Cost management tools on Databricks
The articles in this section outline the available cost controls and cost monitoring features available on Databricks.
Monitor costs with system tables
Your account’s billing logs are stored in the system.billing.usage
table in your account. These logs include granular details about the billable usage incurred by your account, including metadata about the specific resources used, custom tags applied to the resources, and details about the identity responsible for the usage.

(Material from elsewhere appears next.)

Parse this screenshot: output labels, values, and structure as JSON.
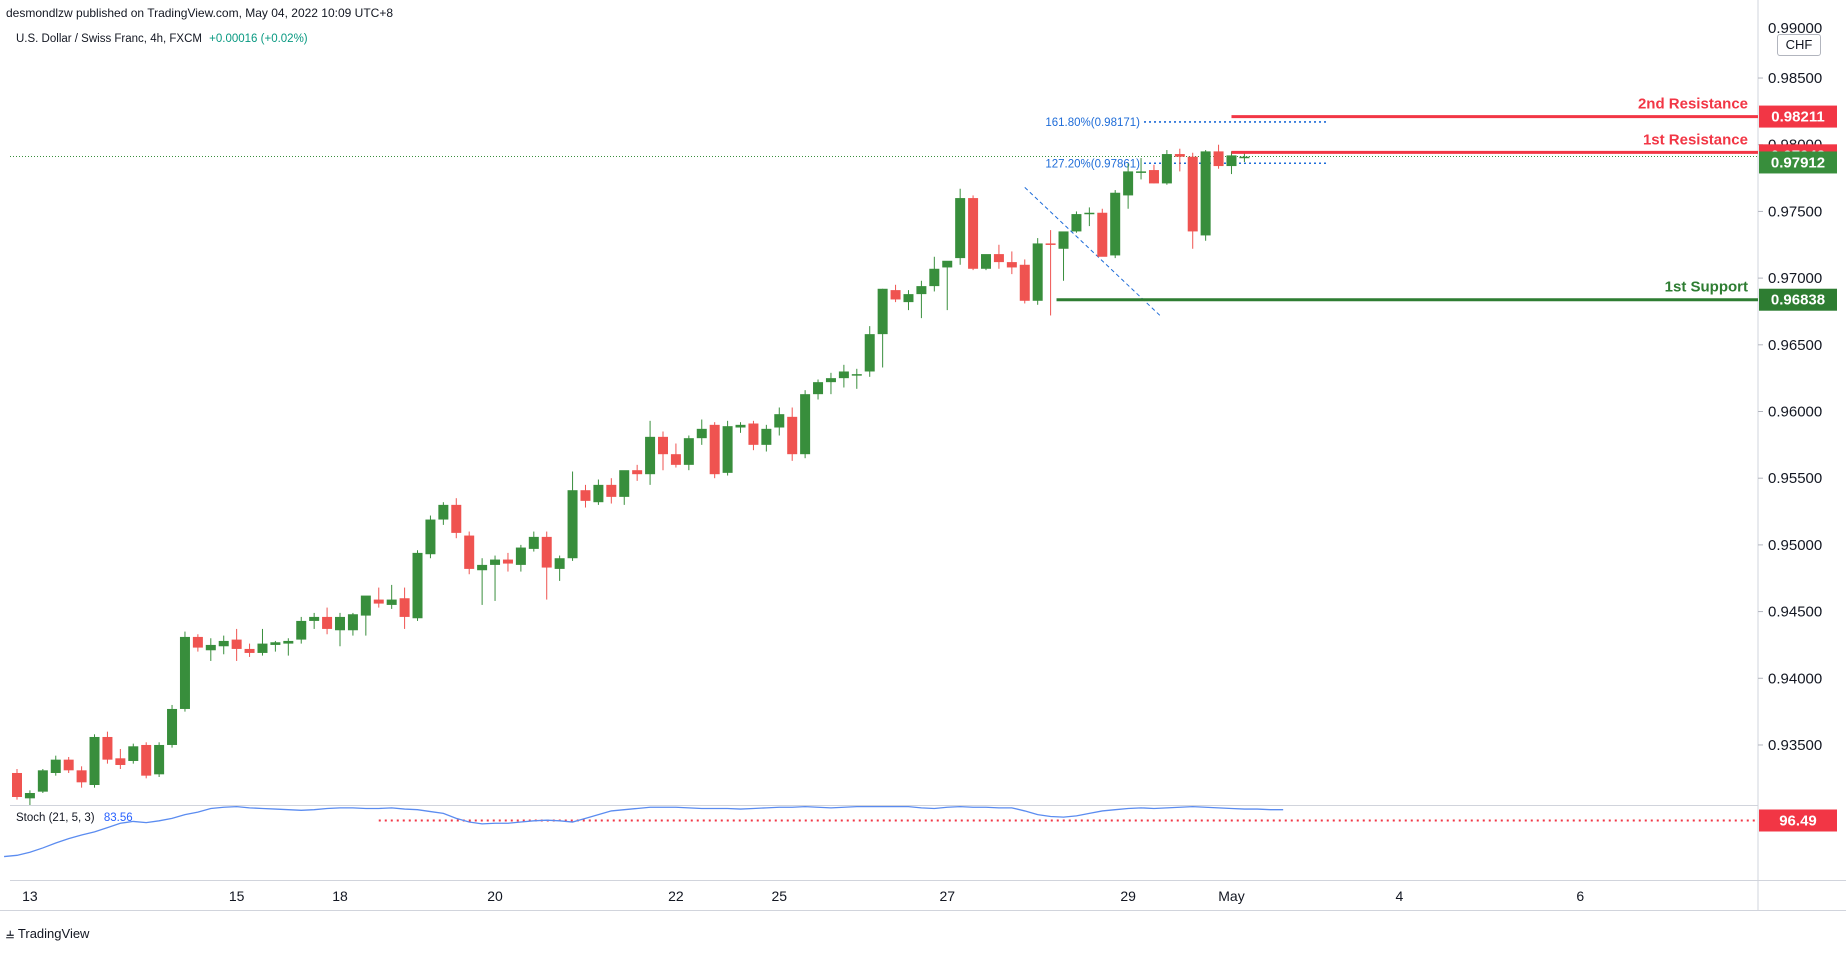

You can join your billing logs with additional system tables to gain more insights into specific feature usage.
For a list of available system tables, see Monitor costs using system tables.
Attribute usage with tags
Use tags to accurately attribute Databricks usage to your organization’s business units and teams for chargeback purposes. Tags are formatted as key:value
pairs and can be added to compute resources in your account. Admins can also enforce the use of custom tags using compute policies.
These tags propogate to your account’s billing records so you can accurately attribute costs to specific users, groups, and projects.
See Attribute usage using tags.
Tag serverless compute usage
Preview
This feature is in Public Preview.
Use budget policies to add tags to serverless compute usage. When a user is assigned a budget policy, their serverless usage is tagged with their budget policy’s tags. See Attribute serverless usage with budget policies.
Create budgets
Create budgets and budget alerts to stay informed about usage across your account. You can set up budgets to either track account-wide spending, or apply filters to track the spending of specific teams, projects, or workspaces.
Import cost management dashboards
Account admins can import cost management AI/BI dashboards to any Unity Catalog-enabled workspace in their account. Once imported, a dashboard can be customized and shared like any other AI/BI dashboard.
See Usage dashboards.
Control costs by managing compute policies
You can use compute policies as a tool to control the type and size of compute resources certain users can create and access. See Create and manage compute policies.